司祭 エッサイ 矢萩新一
今日の福音書で、「あなたがたの宝のあるところに、あなたがたの心もあるのだ。」(ルカ12:34、聖書協会共同訳)とイエスさまは語られます。それはすなわち、私たちの価値観がどこに基づき、何を大切にしようとしているのかが問われています。また「信仰とは、望んでいる事柄の実質であって、見えないものを確証するものです。」と、今日の使徒書(ヘブ11:1)に記されていました。私たちは、すぐに結果の見えるもの、目で見て耳で聞いて確認できることを求めます。その目に見える現実、日々の生活に対処していかなければ生きていけないのも事実ですし、仕事や育児、看病や近所づきあい、パートナーとの関係など、日々の生活の中で、一つでも手を抜いてしまうと、生活の基盤が崩れて人間関係がうまくいかなくなってしまうのではないかと心配になります。しかし、あまり頑張りすぎてしまうと、周りが見えなくなり、疲れてしまいますし、どんどん自己中心の思いが強くなり、現実を逃避しようとしてしまうことさえあります。
イエスさまは、「小さな群れよ、恐れるな。あなたがたの父は喜んで神の国をくださる。」(ルカ12:32)と宣言されます。神さまは、小さい者に勇気を与え、ご用のために生かし用いてくださり、私たちのしんどさの中に、思い悩みの中に光を灯して希望を与えてくださるのです。「信仰とは、望んでいる事柄の実質であって、見えないものを確証するものです。」という言葉には、今は出口や方向が見えないけれど、神の国の到来を信じて心の備えをする勇気が与えられます。
神の国では、主人みずからが「腰に帯を締め、…僕たちを食事の席に着かせ、そばに来て給仕をしてくれ」ます。神さまが主催される宴が用意されていて、その宴をすべての人と共に祝うようにと、招かれています。神の国がいつ来るのか、それは神さまにしか分かりませんが、その時がいつ来てもよいように、腰に帯をしめ灯をともして準備していなさいと、イエスさまは言われます。腰に帯を締めるのは長い衣の裾をたくし上げて動きやすくするため、灯をともすのは暗闇の中で足元を照らすためです。

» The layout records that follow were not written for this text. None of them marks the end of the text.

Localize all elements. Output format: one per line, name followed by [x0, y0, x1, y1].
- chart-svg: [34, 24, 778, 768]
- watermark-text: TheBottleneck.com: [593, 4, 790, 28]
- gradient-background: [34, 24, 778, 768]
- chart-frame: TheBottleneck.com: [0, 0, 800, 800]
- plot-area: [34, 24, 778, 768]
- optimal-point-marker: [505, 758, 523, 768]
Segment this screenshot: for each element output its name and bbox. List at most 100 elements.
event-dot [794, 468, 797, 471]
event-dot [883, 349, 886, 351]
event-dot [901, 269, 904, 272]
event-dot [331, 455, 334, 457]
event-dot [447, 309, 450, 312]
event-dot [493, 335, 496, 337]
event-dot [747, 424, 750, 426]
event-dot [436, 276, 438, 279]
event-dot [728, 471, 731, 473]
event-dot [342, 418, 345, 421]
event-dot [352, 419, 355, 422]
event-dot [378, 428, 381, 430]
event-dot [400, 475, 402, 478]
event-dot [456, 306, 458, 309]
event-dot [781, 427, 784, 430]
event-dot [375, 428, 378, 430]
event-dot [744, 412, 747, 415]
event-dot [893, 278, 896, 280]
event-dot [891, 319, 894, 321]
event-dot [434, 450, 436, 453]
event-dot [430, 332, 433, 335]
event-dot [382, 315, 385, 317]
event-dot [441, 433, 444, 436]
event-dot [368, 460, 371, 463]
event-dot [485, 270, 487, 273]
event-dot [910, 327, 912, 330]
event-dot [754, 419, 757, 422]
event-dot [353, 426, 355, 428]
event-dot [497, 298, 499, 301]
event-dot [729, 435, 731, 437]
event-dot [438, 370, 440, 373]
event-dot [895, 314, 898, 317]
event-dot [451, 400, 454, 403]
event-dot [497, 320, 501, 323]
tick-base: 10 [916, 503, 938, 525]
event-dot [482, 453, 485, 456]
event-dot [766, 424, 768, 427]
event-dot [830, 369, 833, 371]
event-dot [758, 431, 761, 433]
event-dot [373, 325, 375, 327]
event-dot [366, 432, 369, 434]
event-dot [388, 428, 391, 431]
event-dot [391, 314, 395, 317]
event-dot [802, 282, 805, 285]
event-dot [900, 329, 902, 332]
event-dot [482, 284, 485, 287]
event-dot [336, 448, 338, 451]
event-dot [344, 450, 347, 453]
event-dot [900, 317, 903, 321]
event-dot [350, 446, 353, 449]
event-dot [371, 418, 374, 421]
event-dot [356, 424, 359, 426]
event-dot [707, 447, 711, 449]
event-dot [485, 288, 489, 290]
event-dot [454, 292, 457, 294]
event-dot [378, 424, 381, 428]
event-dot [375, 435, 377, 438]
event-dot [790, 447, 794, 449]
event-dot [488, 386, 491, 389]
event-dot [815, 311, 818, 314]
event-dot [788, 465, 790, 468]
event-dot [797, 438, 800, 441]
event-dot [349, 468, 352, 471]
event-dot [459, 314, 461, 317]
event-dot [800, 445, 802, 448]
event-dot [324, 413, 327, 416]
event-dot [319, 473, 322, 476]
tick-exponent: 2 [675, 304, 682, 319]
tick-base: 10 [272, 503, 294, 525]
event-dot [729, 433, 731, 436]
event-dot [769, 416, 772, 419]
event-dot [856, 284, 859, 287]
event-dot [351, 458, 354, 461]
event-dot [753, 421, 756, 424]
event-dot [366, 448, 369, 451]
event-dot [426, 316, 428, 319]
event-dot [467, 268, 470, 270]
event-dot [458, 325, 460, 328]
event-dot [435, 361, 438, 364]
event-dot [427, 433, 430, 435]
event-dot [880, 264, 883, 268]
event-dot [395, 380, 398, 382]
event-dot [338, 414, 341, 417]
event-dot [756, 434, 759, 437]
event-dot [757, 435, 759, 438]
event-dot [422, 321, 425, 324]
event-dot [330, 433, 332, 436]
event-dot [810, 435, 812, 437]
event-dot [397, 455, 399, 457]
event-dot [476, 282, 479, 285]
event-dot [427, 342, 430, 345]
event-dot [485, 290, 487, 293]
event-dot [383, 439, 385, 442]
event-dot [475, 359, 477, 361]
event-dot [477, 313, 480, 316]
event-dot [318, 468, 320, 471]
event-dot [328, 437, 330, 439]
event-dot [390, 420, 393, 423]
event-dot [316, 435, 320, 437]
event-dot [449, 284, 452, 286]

いつも気を引き締めていなさいと言われますが、日常の種々の忙しさの中でいつも緊張して待っているのはつらいかも知れません。いつ帰ってくるか分からない主人を待つ、いつ来るか分からない神の国を信じて待つということは、イエスさまの人間としての生き様を見つめながら、今の私に与えられた時間を大切にして生きるということです。そのために私たちはこうして毎週毎週、聖書を読み、聖餐の恵みにあずかっています。神さまは私たちの小ささの中に、貧しさ中に、困難さの中に必ず共にいてくださいます。必ずしも自分が望むような方法で手助けをしてくださるとは限りませんが、必ずその道を示してくださいます。このことを確信し、腰に愛の帯を締め、様々な現実を神さまの光である灯で照らし生きていこうとするのが、私たちキリスト者の信仰であり、使命であることを覚えていたいと思います。
強くあらなければと、肩肘を張って生きていくのはしんどいことです。至らなさや弱さも含めて神さまにお委ねしていくとき、見えないものを確証できる強さが与えられていくのではないでしょうか。そんなことを思うとき、今日の福音書の冒頭の「小さな群れよ、恐れるな。あなたがたの父は喜んで神の国をくださる。」という、イエスさまの言葉が響いてきます。心を豊かにさせる宝を求め、見えないものを確証していく道を力強く歩んでまいりましょう。